Turing Machines which halt: "recursively enumerable" == "RE" Turing Machines which don't halt: complement of RE. Turing proved that they aren't the same sets. Thus, RE sets are kind of "fractals", in that their boundaries are a little difficult to determine -- at least from one direction. -----Original Message-----
From: Cris Moore <moore@santafe.edu> Sent: Apr 30, 2018 2:28 PM To: math-fun <math-fun@mailman.xmission.com> Subject: Re: [math-fun] Is the Continuum Hypothesis a) really true or really false, or b) something else ?

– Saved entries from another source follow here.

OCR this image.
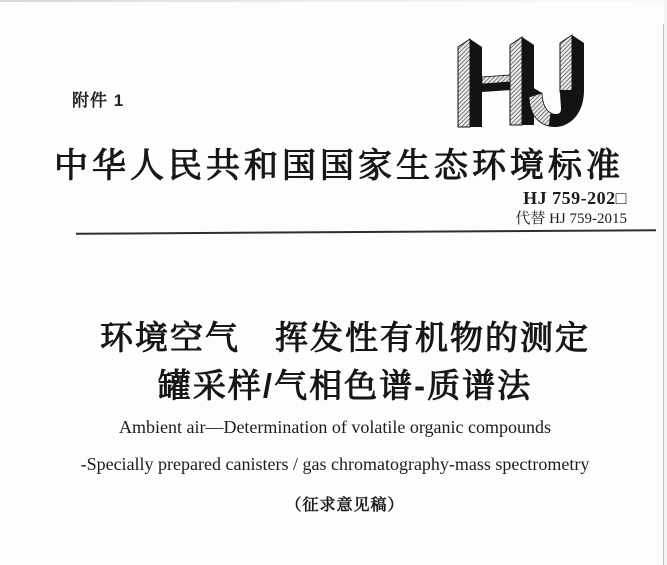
附件 1
中华人民共和国国家生态环境标准
HJ 759-202□
代替 HJ 759-2015
环境空气　挥发性有机物的测定
罐采样/气相色谱-质谱法
Ambient air—Determination of volatile organic compounds
-Specially prepared canisters / gas chromatography-mass spectrometry
（征求意见稿）
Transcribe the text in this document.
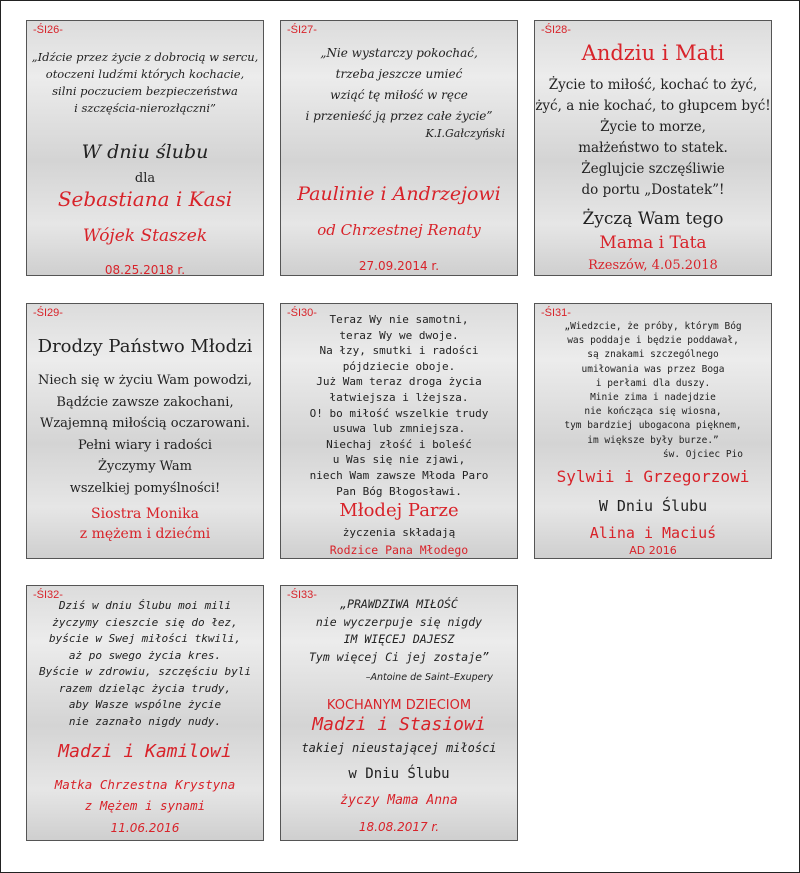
-ŚI26-
„Idźcie przez życie z dobrocią w sercu,
otoczeni ludźmi których kochacie,
silni poczuciem bezpieczeństwa
i szczęścia-nierozłączni”
W dniu ślubu
dla
Sebastiana i Kasi
Wójek Staszek
08.25.2018 r.
-ŚI27-
„Nie wystarczy pokochać,
trzeba jeszcze umieć
wziąć tę miłość w ręce
i przenieść ją przez całe życie”
K.I.Gałczyński
Paulinie i Andrzejowi
od Chrzestnej Renaty
27.09.2014 r.
-ŚI28-
Andziu i Mati
Życie to miłość, kochać to żyć,
żyć, a nie kochać, to głupcem być!
Życie to morze,
małżeństwo to statek.
Żeglujcie szczęśliwie
do portu „Dostatek”!
Życzą Wam tego
Mama i Tata
Rzeszów, 4.05.2018
-ŚI29-
Drodzy Państwo Młodzi
Niech się w życiu Wam powodzi,
Bądźcie zawsze zakochani,
Wzajemną miłością oczarowani.
Pełni wiary i radości
Życzymy Wam
wszelkiej pomyślności!
Siostra Monika
z mężem i dziećmi
-ŚI30-	Teraz Wy nie samotni,
teraz Wy we dwoje.
Na łzy, smutki i radości
pójdziecie oboje.
Już Wam teraz droga życia
łatwiejsza i lżejsza.
O! bo miłość wszelkie trudy
usuwa lub zmniejsza.
Niechaj złość i boleść
u Was się nie zjawi,
niech Wam zawsze Młoda Paro
Pan Bóg Błogosławi.
Młodej Parze
życzenia składają
Rodzice Pana Młodego
-ŚI31-
„Wiedzcie, że próby, którym Bóg
was poddaje i będzie poddawał,
są znakami szczególnego
umiłowania was przez Boga
i perłami dla duszy.
Minie zima i nadejdzie
nie kończąca się wiosna,
tym bardziej ubogacona pięknem,
im większe były burze.”
św. Ojciec Pio
Sylwii i Grzegorzowi
W Dniu Ślubu
Alina i Maciuś
AD 2016
-ŚI32-
Dziś w dniu Ślubu moi mili
życzymy cieszcie się do łez,
byście w Swej miłości tkwili,
aż po swego życia kres.
Byście w zdrowiu, szczęściu byli
razem dzieląc życia trudy,
aby Wasze wspólne życie
nie zaznało nigdy nudy.
Madzi i Kamilowi
Matka Chrzestna Krystyna
z Mężem i synami
11.06.2016
-ŚI33-
„PRAWDZIWA MIŁOŚĆ
nie wyczerpuje się nigdy
IM WIĘCEJ DAJESZ
Tym więcej Ci jej zostaje”
–Antoine de Saint–Exupery
KOCHANYM DZIECIOM
Madzi i Stasiowi
takiej nieustającej miłości
w Dniu Ślubu
życzy Mama Anna
18.08.2017 r.
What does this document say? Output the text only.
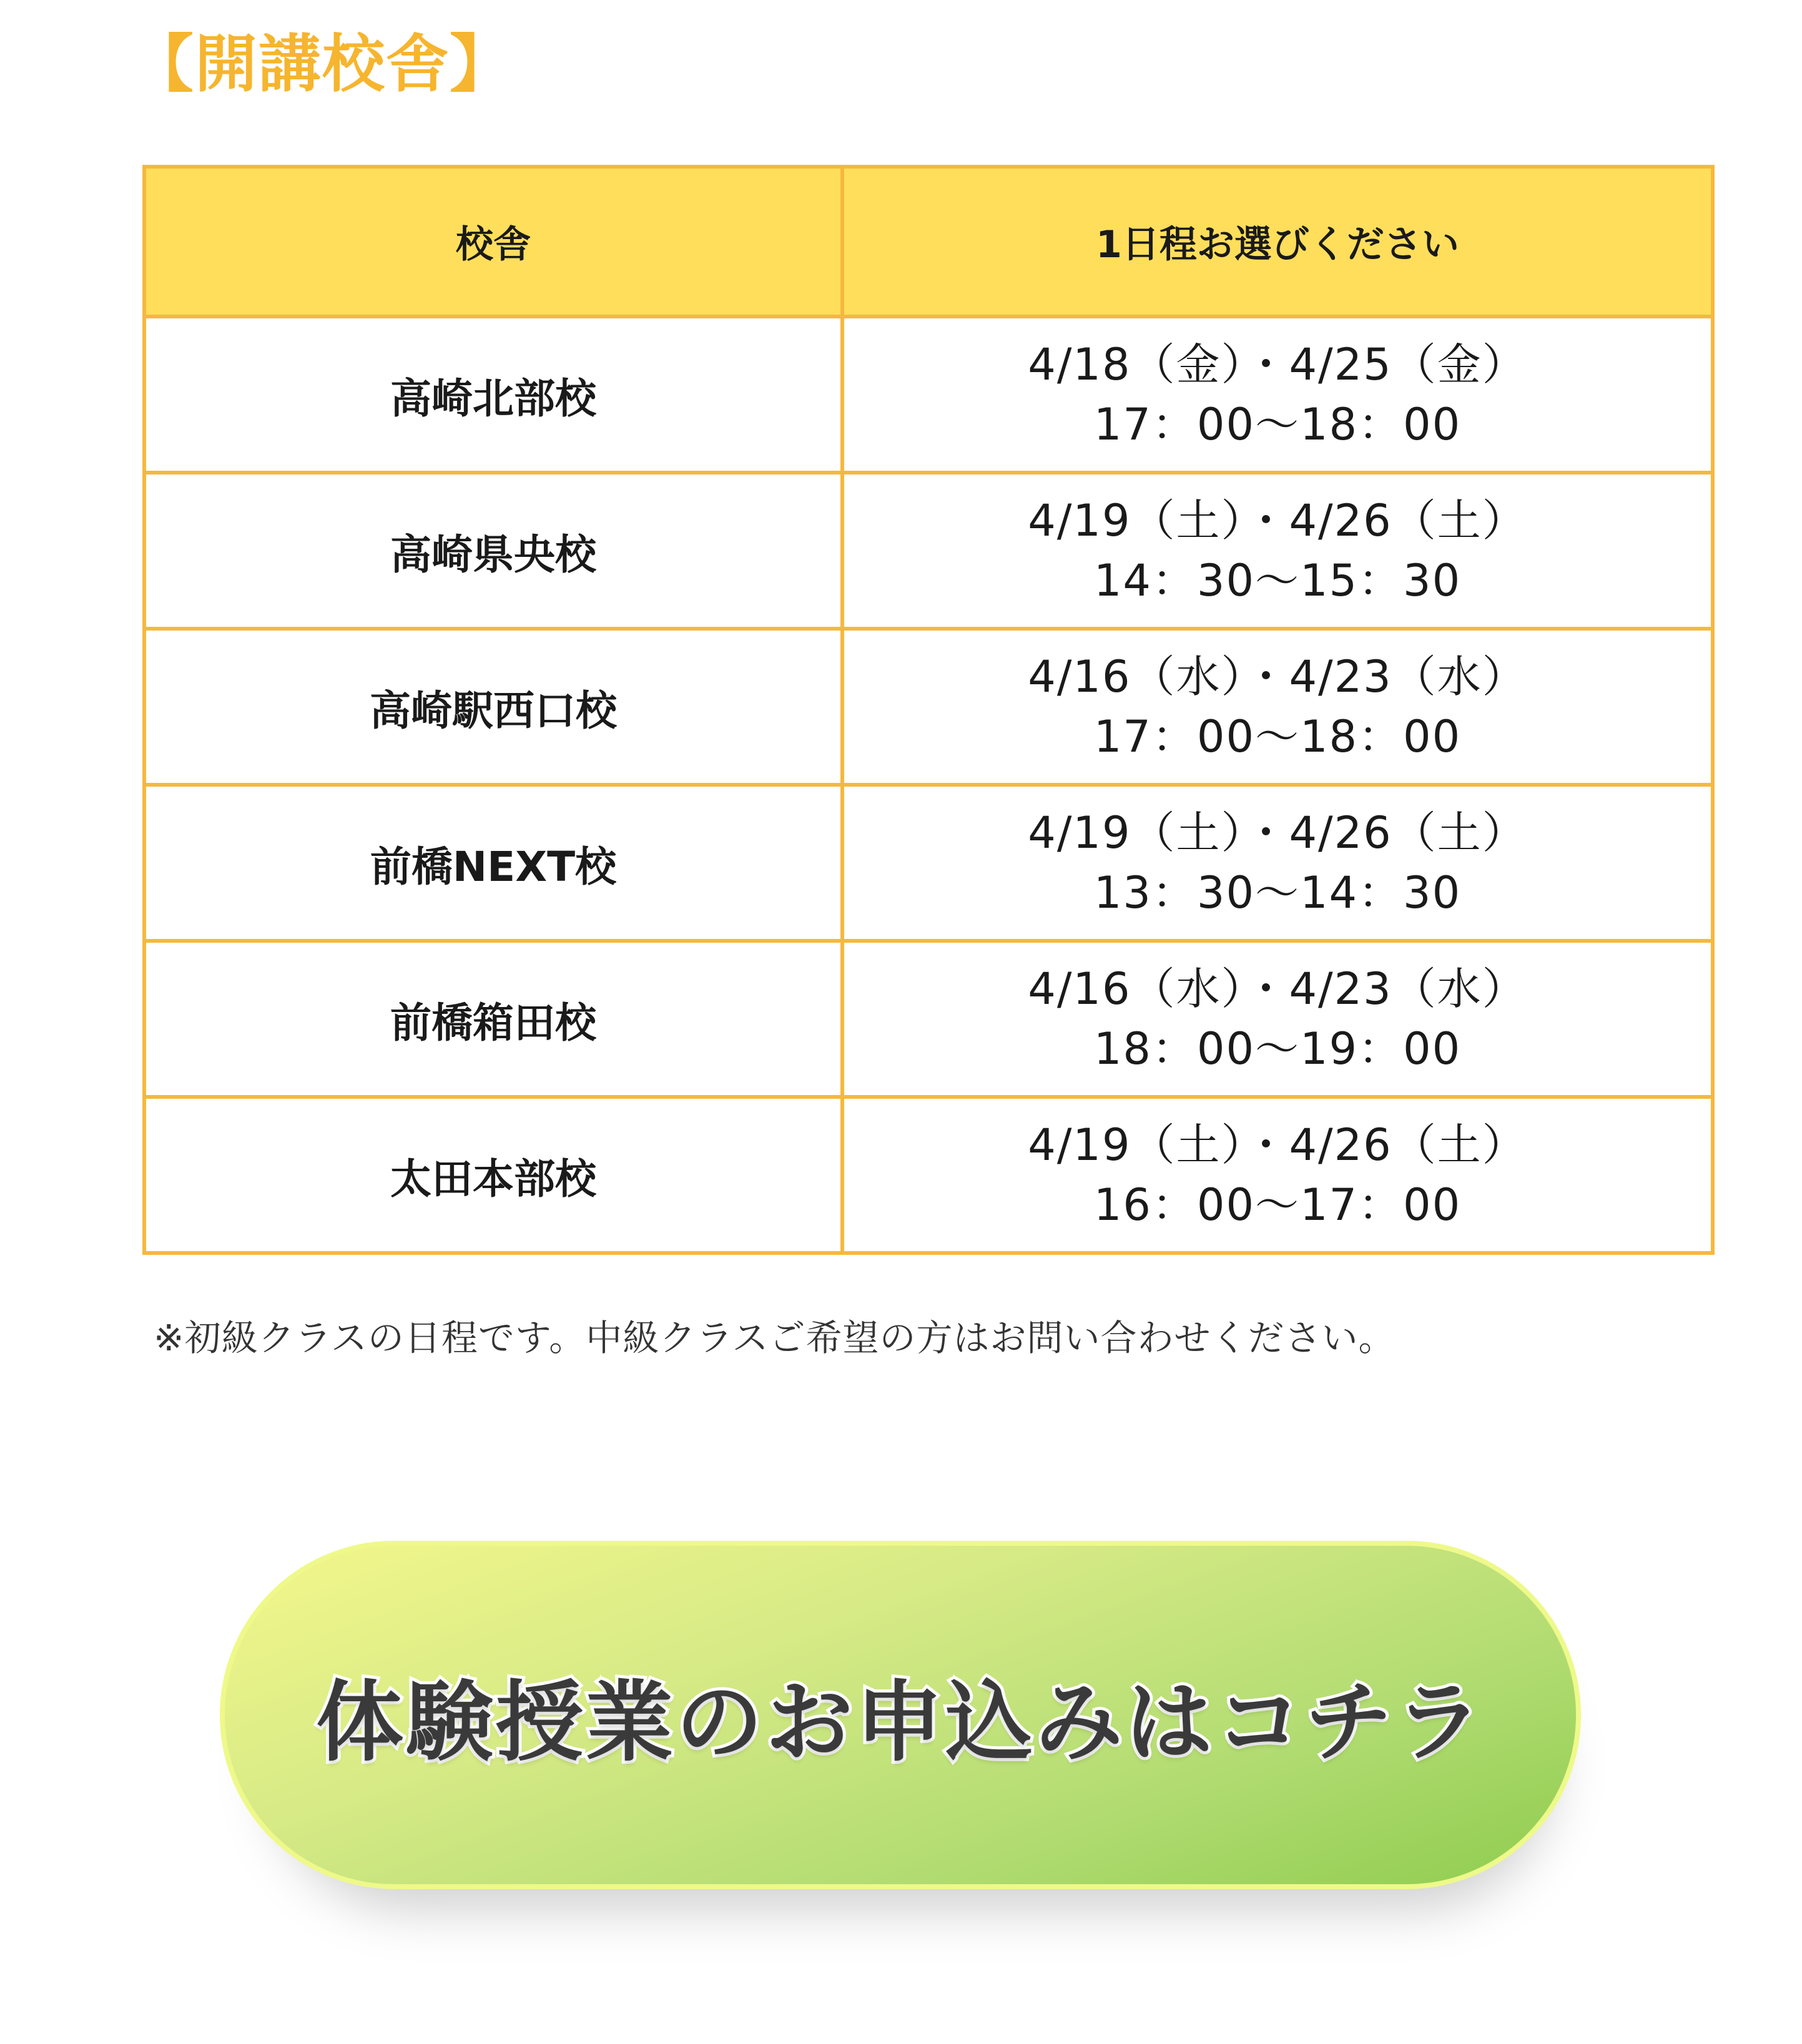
【開講校舎】
校舎	1日程お選びください
高崎北部校	4/18（金）・4/25（金）
17：00〜18：00

高崎県央校	4/19（土）・4/26（土）
14：30〜15：30

高崎駅西口校	4/16（水）・4/23（水）
17：00〜18：00

前橋NEXT校	4/19（土）・4/26（土）
13：30〜14：30

前橋箱田校	4/16（水）・4/23（水）
18：00〜19：00

太田本部校	4/19（土）・4/26（土）
16：00〜17：00

※初級クラスの日程です。中級クラスご希望の方はお問い合わせください。

体験授業のお申込みはコチラ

On Apr 30, 2018, at 3:21 PM, Cris Moore <moore@santafe.edu> wrote:
However, we should be careful, since even questions about the halting of Turing machines — which are certainly first-order claims about the integers — can be independent of ZFC: https://www.scottaaronson.com/busybeaver.pdf <https://www.scottaaronson.com/busybeaver.pdf> <https://www.scottaaronson.com/busybeaver.pdf <https://www.scottaaronson.com/busybeaver.pdf>>
Sorry, continuing: note that if a Turing machine halts in finite time, there is a finite proof of that fact — namely, run it and see what happens. But if it runs forever, proving that it does so might be difficult.
But surely there is a truth of the matter here! The Turing machine will either run forever, or it won’t. I find it hard to be a pluralist here.
- Cris